Prof. Sebastian Springer - Constructor University Bremen
Clusters of peptide-free MHC class I molecules at the cell surface
Abstract: Major histocompatibility complex (MHC) class I proteins are transmembrane receptors that bind intracellular peptides and present them at the cell surface to the T cell receptors of cytotoxic T cells; they are also ligands of Natural Killer cell receptors. But once peptide and the invariant light chain beta-2 microglobulin have dissociated, the ‚free‘ MHC class I heavy chain remains at the cell surface and was previously thought to be rapidly endocytosed and degraded. We now demonstrate that free MHC class I heavy chains have a residence time of hours at the cell surface, and that they form non-covalent clusters that may include other proteins. I will show evidence that heavy chain clustering inhibits endocytosis, and speculate on their biological role.
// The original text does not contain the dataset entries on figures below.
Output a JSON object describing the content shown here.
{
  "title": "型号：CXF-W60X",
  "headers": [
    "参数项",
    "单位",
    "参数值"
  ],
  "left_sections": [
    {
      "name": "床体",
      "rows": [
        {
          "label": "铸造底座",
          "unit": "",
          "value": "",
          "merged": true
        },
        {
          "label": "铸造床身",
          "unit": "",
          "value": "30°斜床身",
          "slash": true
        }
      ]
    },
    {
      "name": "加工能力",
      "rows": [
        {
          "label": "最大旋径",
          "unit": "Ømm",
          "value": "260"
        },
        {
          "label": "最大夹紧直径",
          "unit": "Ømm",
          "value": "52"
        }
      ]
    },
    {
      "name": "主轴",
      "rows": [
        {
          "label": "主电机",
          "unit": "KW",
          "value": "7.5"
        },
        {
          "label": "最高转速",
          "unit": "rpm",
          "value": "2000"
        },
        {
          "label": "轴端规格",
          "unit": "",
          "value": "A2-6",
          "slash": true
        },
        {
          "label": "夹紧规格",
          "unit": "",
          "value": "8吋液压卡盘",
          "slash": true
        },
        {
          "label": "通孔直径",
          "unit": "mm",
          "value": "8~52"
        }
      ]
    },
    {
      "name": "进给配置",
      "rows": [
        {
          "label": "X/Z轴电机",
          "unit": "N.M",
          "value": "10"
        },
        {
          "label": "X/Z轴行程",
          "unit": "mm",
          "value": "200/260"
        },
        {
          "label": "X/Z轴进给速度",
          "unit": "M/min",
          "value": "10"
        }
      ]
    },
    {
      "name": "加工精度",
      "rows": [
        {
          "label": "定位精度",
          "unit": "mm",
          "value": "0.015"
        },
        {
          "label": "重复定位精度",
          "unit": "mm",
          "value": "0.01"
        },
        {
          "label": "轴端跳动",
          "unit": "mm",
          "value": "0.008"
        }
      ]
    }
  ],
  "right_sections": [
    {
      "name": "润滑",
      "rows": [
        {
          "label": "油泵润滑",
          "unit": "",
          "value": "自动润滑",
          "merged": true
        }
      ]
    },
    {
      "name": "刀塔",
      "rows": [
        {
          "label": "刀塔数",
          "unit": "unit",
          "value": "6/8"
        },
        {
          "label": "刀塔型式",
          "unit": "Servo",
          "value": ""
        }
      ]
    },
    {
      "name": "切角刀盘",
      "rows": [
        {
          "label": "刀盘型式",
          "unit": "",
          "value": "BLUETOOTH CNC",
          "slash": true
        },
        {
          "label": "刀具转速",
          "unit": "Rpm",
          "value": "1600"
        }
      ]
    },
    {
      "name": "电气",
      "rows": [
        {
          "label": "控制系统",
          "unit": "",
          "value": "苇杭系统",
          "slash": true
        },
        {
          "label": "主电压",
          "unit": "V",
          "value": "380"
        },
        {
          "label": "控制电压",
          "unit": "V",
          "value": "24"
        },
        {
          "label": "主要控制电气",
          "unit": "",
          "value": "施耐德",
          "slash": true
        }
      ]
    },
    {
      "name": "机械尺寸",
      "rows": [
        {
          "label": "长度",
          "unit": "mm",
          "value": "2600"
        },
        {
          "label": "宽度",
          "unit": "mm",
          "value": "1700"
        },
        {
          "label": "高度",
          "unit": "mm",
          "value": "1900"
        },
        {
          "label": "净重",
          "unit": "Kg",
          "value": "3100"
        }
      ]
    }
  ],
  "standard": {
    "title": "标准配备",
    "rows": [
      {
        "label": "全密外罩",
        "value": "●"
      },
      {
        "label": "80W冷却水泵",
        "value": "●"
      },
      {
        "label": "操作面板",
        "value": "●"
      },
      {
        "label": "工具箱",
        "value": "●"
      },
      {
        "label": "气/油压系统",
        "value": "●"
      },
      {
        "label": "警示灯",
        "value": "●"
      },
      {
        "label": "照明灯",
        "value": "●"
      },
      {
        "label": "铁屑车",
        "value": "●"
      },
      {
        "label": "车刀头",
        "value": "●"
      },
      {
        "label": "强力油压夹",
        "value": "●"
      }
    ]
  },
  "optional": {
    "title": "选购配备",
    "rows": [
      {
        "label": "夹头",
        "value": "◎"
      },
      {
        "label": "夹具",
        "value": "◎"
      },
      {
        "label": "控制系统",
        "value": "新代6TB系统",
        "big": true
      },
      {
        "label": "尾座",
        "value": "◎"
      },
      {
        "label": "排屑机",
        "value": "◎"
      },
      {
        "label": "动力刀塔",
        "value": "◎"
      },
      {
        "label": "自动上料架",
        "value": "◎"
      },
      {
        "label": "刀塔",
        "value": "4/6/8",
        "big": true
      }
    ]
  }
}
Sebastian Springer is a biochemist by training. He worked with Stefan Jentsch in Tübingen on the E3 ligases of the ubiquitin system and protein degradation, with Alain Townsend in Oxford for his PhD on MHC class I antigen presentation, and then as a postdoctoral fellow with Randy Schekman in Berkeley on COPII vesicle trafficking and cargo recruitment. Since 2001, he has had his own group at Jacobs University Bremen, Germany, where he is now a full professor of Biochemistry and Cell Biology.
MHC class I proteins present intracellular antigen to cytotoxic T lymphocytes. These proteins are in the focus of research of the Springer lab. Using methods from cell biology, such as flow cytometry, pulse-chase assays and microscopy, we investigate their folding and quality control, their intracellular transport, and their endocytosis from the cell surface, asking especially how the different forms (peptide-bound, empty, unfolded) are recognized by the cell and handled differentially. We also investigate how viruses influence the trafficking of class I (and other proteins) to escape the immune response.
Using methods from biochemistry and biophysics, such as protein thermal denaturation, fluorescence spectroscopy, crystal structure analysis (in cooperation), and molecular dynamics simulations (in cooperation), we investigate peptide binding to class I proteins, the conformational change between the empty and the peptide-bound state, and the catalysis of peptide exchange by cellular and artificial factors. This work has led to conformationally stable empty MHC class I proteins, which are useful as diagnostic reagents for tumor immunotherapy.